Coahuila y la paz
MÉXICO, DF. 10 de octubre de 2014.- ¡Ahora, señores, termina el teatro y comienza la vida!, exclamaba el maestro Hugo Gutiérrez Vega cuando, allá por los finales de los 50, presentaba una obra teatral de aquellos maravillosos “Cómicos de la Legua”, fundados él, indicando que la vida real era una obra de teatro y la actuación de los actores en el escenario era realmente la vida.
Pues este gran teatro –que no puede llamarse vida para la mayoría de los más o menos 120 millones de mexicanos – está presentando, y ya desde mucho, una tragedia que ni los grandes de la literatura griega – Esquilo, Sófocles o Eurípides – hubieran concebido.
El escenario, o los escenarios mexicanos, son nebulosos, diabólicos, con olor a flores de cementerio, y los actores no saben hacia dónde moverse, ni qué decir, ni qué improvisar, menos el libreto de la obra.
Y los directores de este gran teatro, escritores, adaptadores, directores de escena, tramoyistas, apuntadores, andan tan perdidos, como Caín, el hermano asesino, condenado según la leyenda, a nunca morir, a siempre vivir por lo siglos de los siglos amén, en este valle de lágrimas, como castigo por el asesinato de Abel, el protegido y consentido de las divinidades.
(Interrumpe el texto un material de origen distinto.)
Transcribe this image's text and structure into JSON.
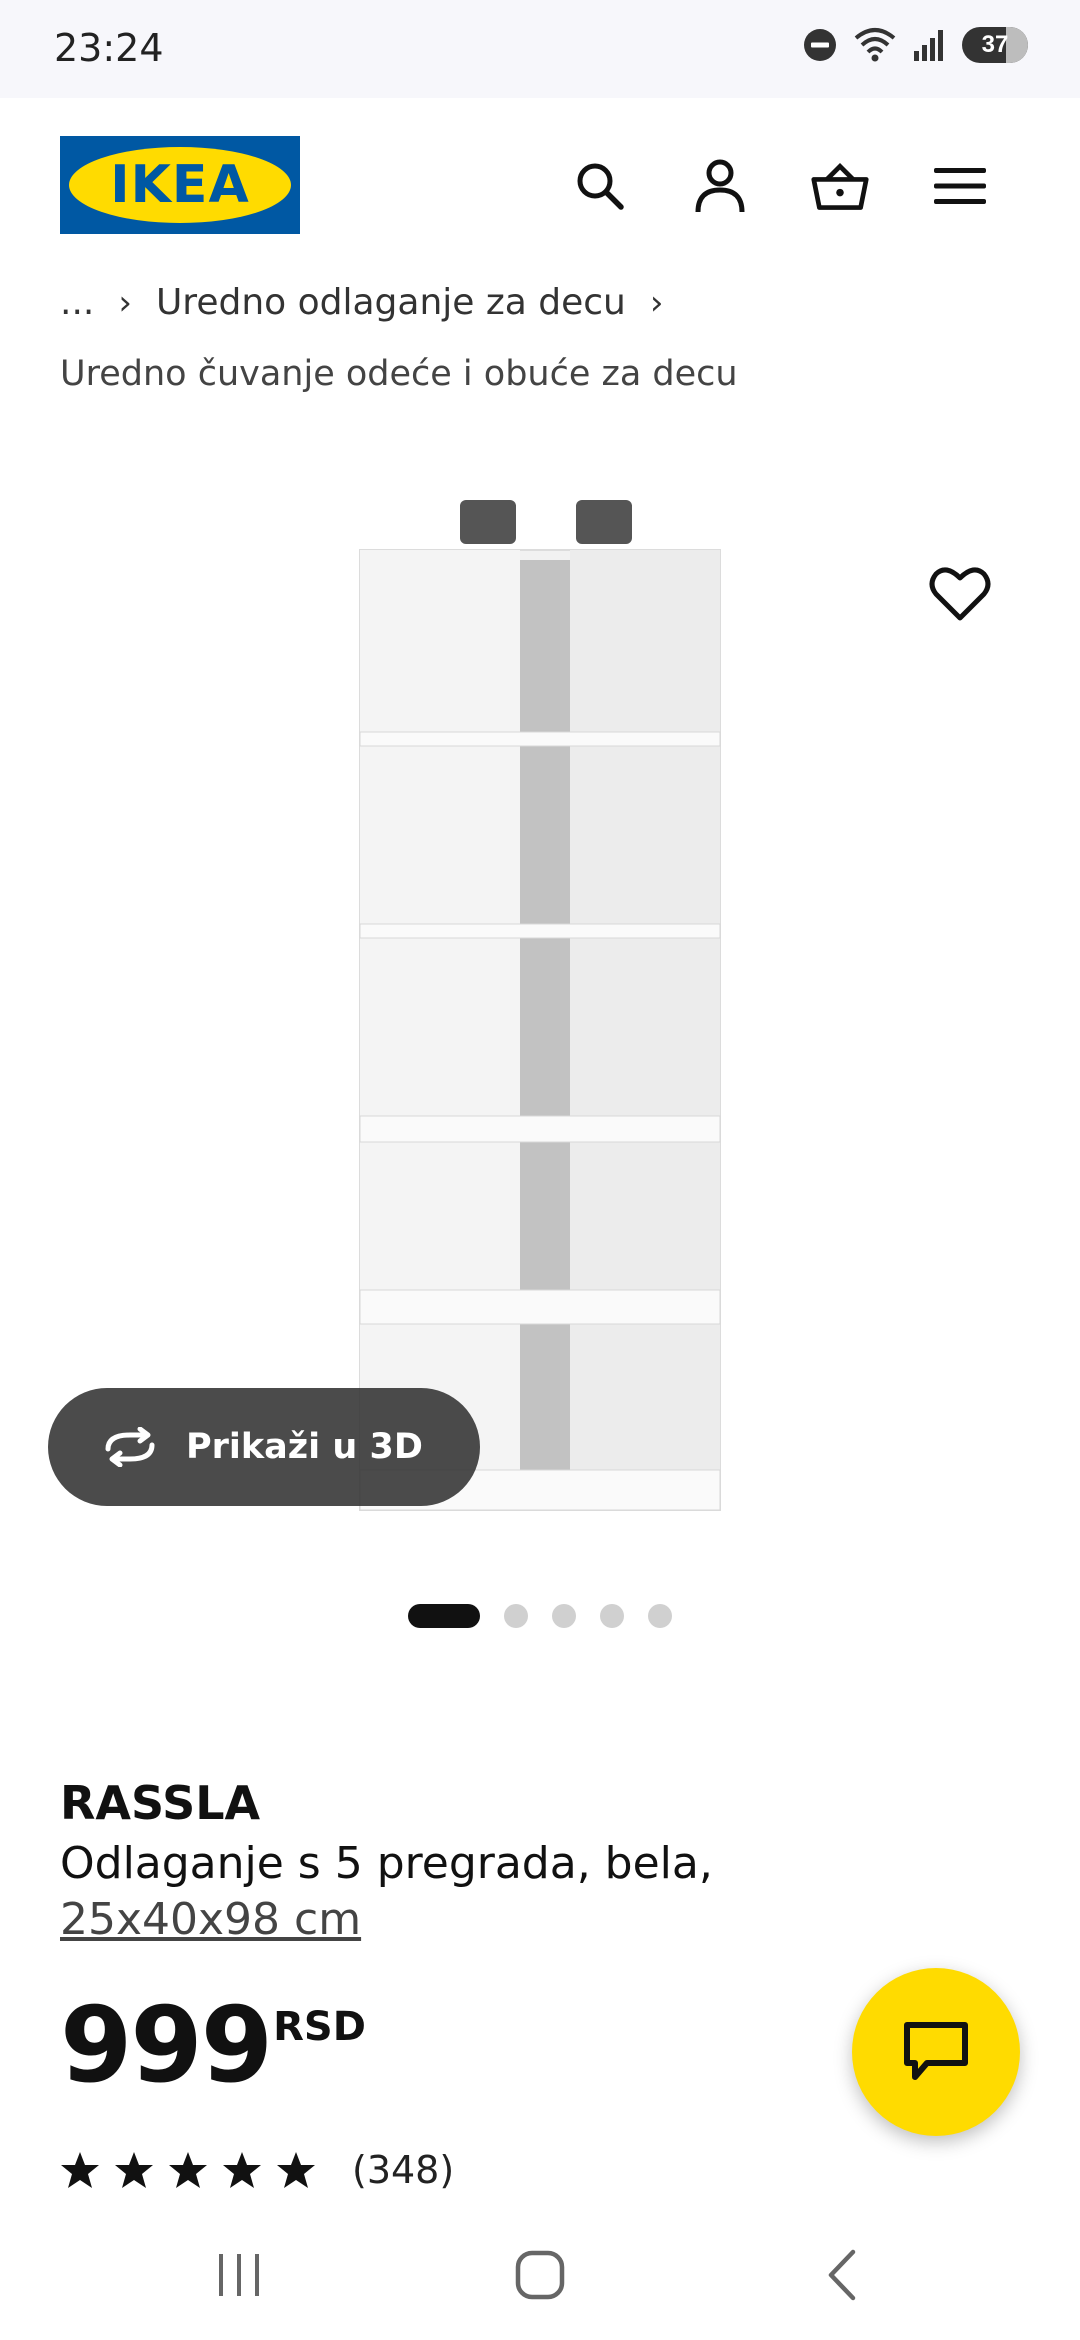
{
  "status_bar": {
    "time": "23:24",
    "battery": "37",
    "icons": [
      "do-not-disturb-icon",
      "wifi-icon",
      "signal-icon",
      "battery-icon"
    ]
  },
  "header": {
    "logo_text": "IKEA",
    "icons": [
      "search-icon",
      "account-icon",
      "basket-icon",
      "menu-icon"
    ],
    "brand_colors": {
      "blue": "#0058a3",
      "yellow": "#ffdb00"
    }
  },
  "breadcrumb": {
    "ellipsis": "...",
    "item": "Uredno odlaganje za decu",
    "subcategory": "Uredno čuvanje odeće i obuće za decu"
  },
  "gallery": {
    "view_3d_label": "Prikaži u 3D",
    "dots_total": 5,
    "active_dot": 1
  },
  "product": {
    "name": "RASSLA",
    "description": "Odlaganje s 5 pregrada, bela,",
    "dimensions": "25x40x98 cm",
    "price": "999",
    "currency": "RSD",
    "rating_stars": 5,
    "rating_count": "(348)"
  },
  "nav": {
    "icons": [
      "recent-apps-icon",
      "home-icon",
      "back-icon"
    ]
  }
}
Peligra la república, si podemos darle vida a ese latinajo que todo el mundo académico y político emplea, pero que per se no significa maldita sea la cosa. Pero digamos que la república somos usted y yo y todos los seres humanos que nacemos, crecemos, amamos y morimos en esta tierra de volcanes, tan diversa y a la vez tan provinciana.
La bomba que puede estallarle en las manos a la clase política y a la empresarial está incubándose en el corazón individual y colectivo de legiones de jóvenes con un presente de miedo y con un futuro en el que sólo pueden estar seguros de la muerte, y muerte de cruz, porque en este espacio todos los que mueren, hasta los que no morían antes, mueren crucificados.
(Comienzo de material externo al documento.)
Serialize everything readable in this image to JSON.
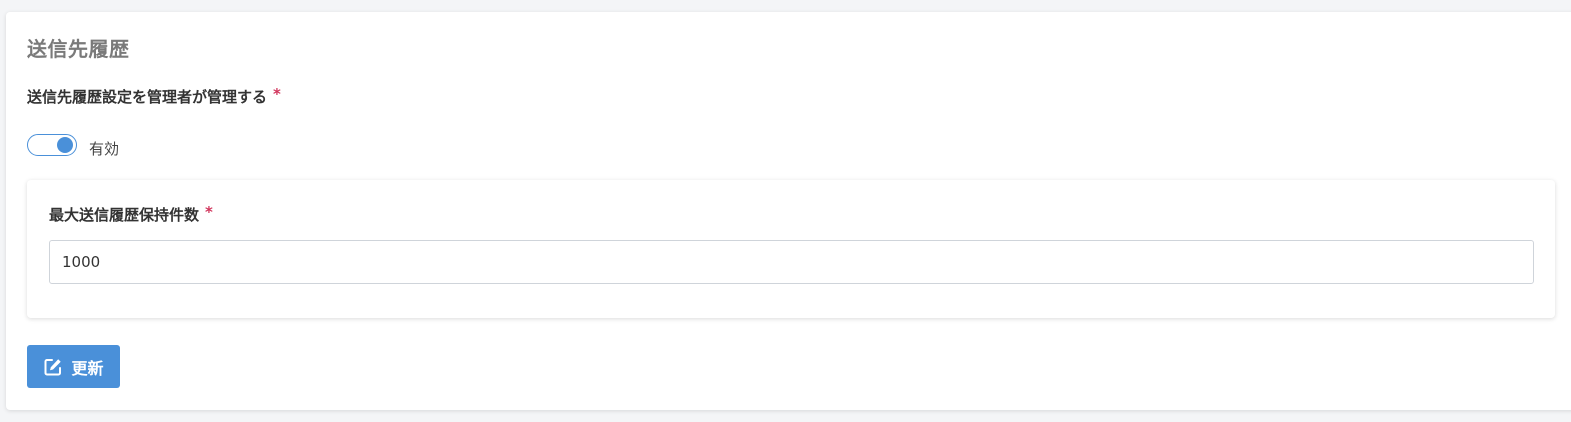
{
  "section": {
    "title": "送信先履歴"
  },
  "admin_manage": {
    "label": "送信先履歴設定を管理者が管理する",
    "required_mark": "*",
    "toggle_on": true,
    "toggle_label": "有効"
  },
  "max_history": {
    "label": "最大送信履歴保持件数",
    "required_mark": "*",
    "value": "1000"
  },
  "actions": {
    "update_label": "更新"
  },
  "colors": {
    "accent": "#4a90d9",
    "required": "#d1345b",
    "title_gray": "#7a7a7a"
  },
  "icons": {
    "update": "edit-icon"
  }
}
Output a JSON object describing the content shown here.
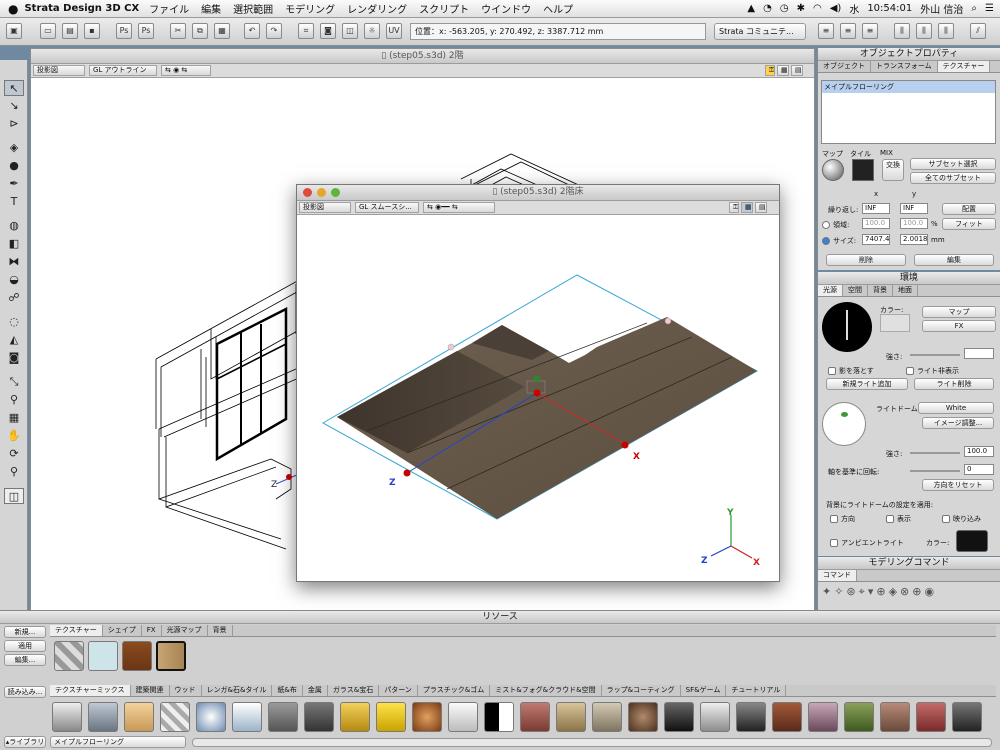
{
  "menubar": {
    "app_name": "Strata Design 3D CX",
    "items": [
      "ファイル",
      "編集",
      "選択範囲",
      "モデリング",
      "レンダリング",
      "スクリプト",
      "ウインドウ",
      "ヘルプ"
    ],
    "day": "水",
    "time": "10:54:01",
    "user": "外山 信治"
  },
  "toolbar": {
    "coordinates": "位置：x: -563.205, y: 270.492, z: 3387.712 mm",
    "community": "Strata コミュニテ..."
  },
  "main_window": {
    "title": "(step05.s3d) 2階",
    "view_popup": "投影図",
    "render_popup": "GL アウトライン"
  },
  "sub_window": {
    "title": "(step05.s3d) 2階床",
    "view_popup": "投影図",
    "render_popup": "GL スムースシ..."
  },
  "axes": {
    "x": "X",
    "y": "Y",
    "z": "Z"
  },
  "object_properties": {
    "title": "オブジェクトプロパティ",
    "tabs": [
      "オブジェクト",
      "トランスフォーム",
      "テクスチャー"
    ],
    "texture_list": [
      "メイプルフローリング"
    ],
    "map_label": "マップ",
    "tile_label": "タイル",
    "mix_label": "MIX",
    "swap_label": "交換",
    "subset_select": "サブセット選択",
    "all_subsets": "全てのサブセット",
    "x_header": "x",
    "y_header": "y",
    "repeat_label": "繰り返し:",
    "repeat_x": "INF",
    "repeat_y": "INF",
    "place_button": "配置",
    "area_label": "領域:",
    "area_x": "100.0",
    "area_y": "100.0",
    "percent": "%",
    "fit_button": "フィット",
    "size_label": "サイズ:",
    "size_x": "7407.4",
    "size_y": "2.0018",
    "size_unit": "mm",
    "delete_button": "削除",
    "edit_button": "編集"
  },
  "environment": {
    "title": "環境",
    "tabs": [
      "光源",
      "空間",
      "背景",
      "地面"
    ],
    "color_label": "カラー:",
    "map_select": "マップ",
    "fx_select": "FX",
    "intensity_label": "強さ:",
    "cast_shadow": "影を落とす",
    "hide_light": "ライト非表示",
    "add_light": "新規ライト追加",
    "delete_light": "ライト削除",
    "light_dome_label": "ライトドーム:",
    "light_dome_value": "White",
    "image_adjust": "イメージ調整...",
    "intensity2_label": "強さ:",
    "intensity2_value": "100.0",
    "rotate_label": "軸を基準に回転:",
    "rotate_value": "0",
    "reset_direction": "方向をリセット",
    "apply_dome_label": "背景にライトドームの設定を適用:",
    "direction": "方向",
    "display": "表示",
    "reflection": "映り込み",
    "ambient_light": "アンビエントライト",
    "color2_label": "カラー:"
  },
  "modeling": {
    "title": "モデリングコマンド",
    "tab": "コマンド"
  },
  "resources": {
    "title": "リソース",
    "new_button": "新規...",
    "apply_button": "適用",
    "edit_button": "編集...",
    "tabs": [
      "テクスチャー",
      "シェイプ",
      "FX",
      "光源マップ",
      "背景"
    ],
    "load_button": "読み込み...",
    "categories": [
      "テクスチャーミックス",
      "建築関連",
      "ウッド",
      "レンガ&石&タイル",
      "紙&布",
      "金属",
      "ガラス&宝石",
      "パターン",
      "プラスチック&ゴム",
      "ミスト&フォグ&クラウド&空間",
      "ラップ&コーティング",
      "SF&ゲーム",
      "チュートリアル"
    ],
    "library_label": "▴ライブラリ",
    "selected_texture": "メイプルフローリング"
  }
}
No hay oportunidades, no hay empleos remunerados, no hay educación generadora de genialidades, no hay comunicación que es lo peor, hay mucho ruido y muchas palabras ficticias, inexistentes, fantasiosas.
Los jóvenes de este país caminan, generalmente, con los oídos tapados por unos audífonos de música estridente, porque no ven luz ni palabras o música amables en su caminar. Salieron del vientre materno a recorrer un mundo sin sentido, sin final, o con un final infeliz, como el de la tragedia de Esquilo, de Sófocles o de Eurípides, que desnudaron el alma de quienes en vez de ser actores de su vida, son arrastrados por un viento.
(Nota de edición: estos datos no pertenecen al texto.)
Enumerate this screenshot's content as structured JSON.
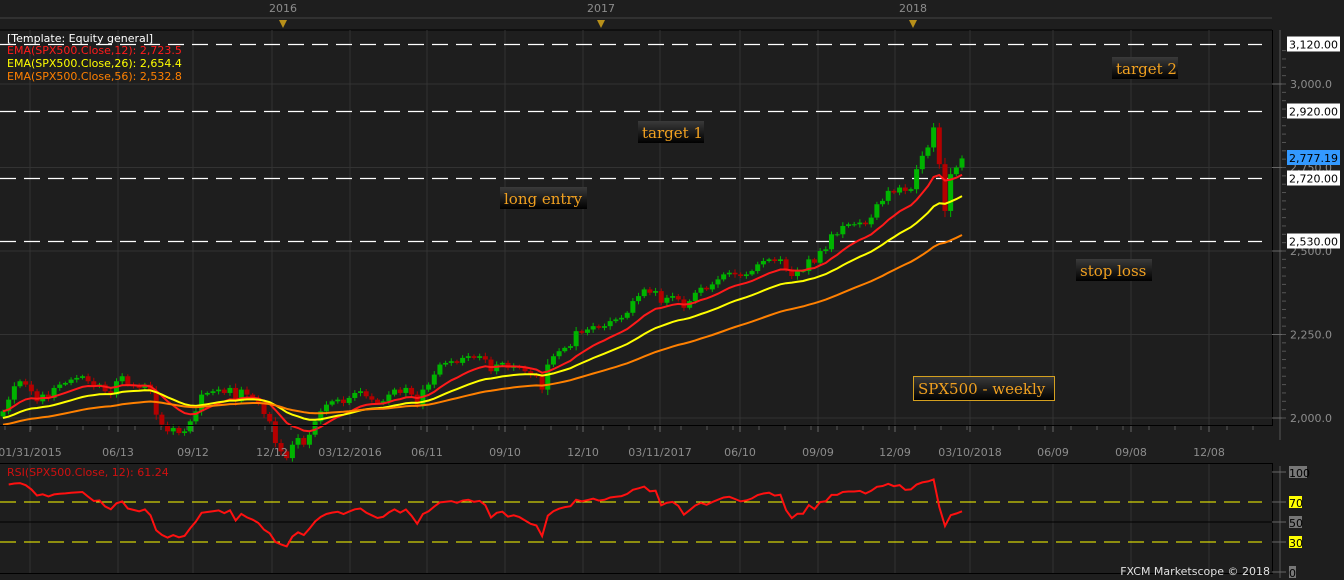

Pero los directores de obra, o sea la clase gobernante, no acaba de darse cuenta de que este gran tumor está lleno de pus que puede estar a punto de estallar.
No encuentran el modo, el método para desactivar la bomba. Los explosivos sociales no pueden jamás desactivarse ni con la represión ni con la demagogia.
La represión sólo causa muerte, dolor y lágrimas. A la demagogia nadie la cree, como ese acto mediático del secretario Osorio Chong, con las manifestaciones de politécnicos. Burda y simplona comedia, que fue absolutamente rebasada por la ejecución de presuntos criminales rendidos en Tlatlaya, o la desaparición y asesinato – crimen de lesa humanidad – del medio millar de muchachitos estudiantes normalistas en Iguala.
Estos son los capítulos más duros, más graves, más dolorosos, de este acto de la obra de teatro. Pero, cuidado, esto se pondrá rojo como un carbón encendido; puede convertirse en un drama, al estilo Shakespeare, si los directores no entran en razón.
Crear, ya, ya, ya, una “cruzada nacional contra el desempleo”, activando la economía para satisfacer la demanda que presenta la juventud de este país. De paso, le recetarían un golpe mortal a las bandas del narcotráfico y el crimen organizado y a sus protectores o padrinos de entre la clase política.
Pero… pero estas palabras sólo resultarán buenos deseos del escribidor. En este país la clase política no es capaz ni de entenderse a sí misma. Imagine si va a entender y explicar el gran teatro de la quasi vida de millones de mexicanos.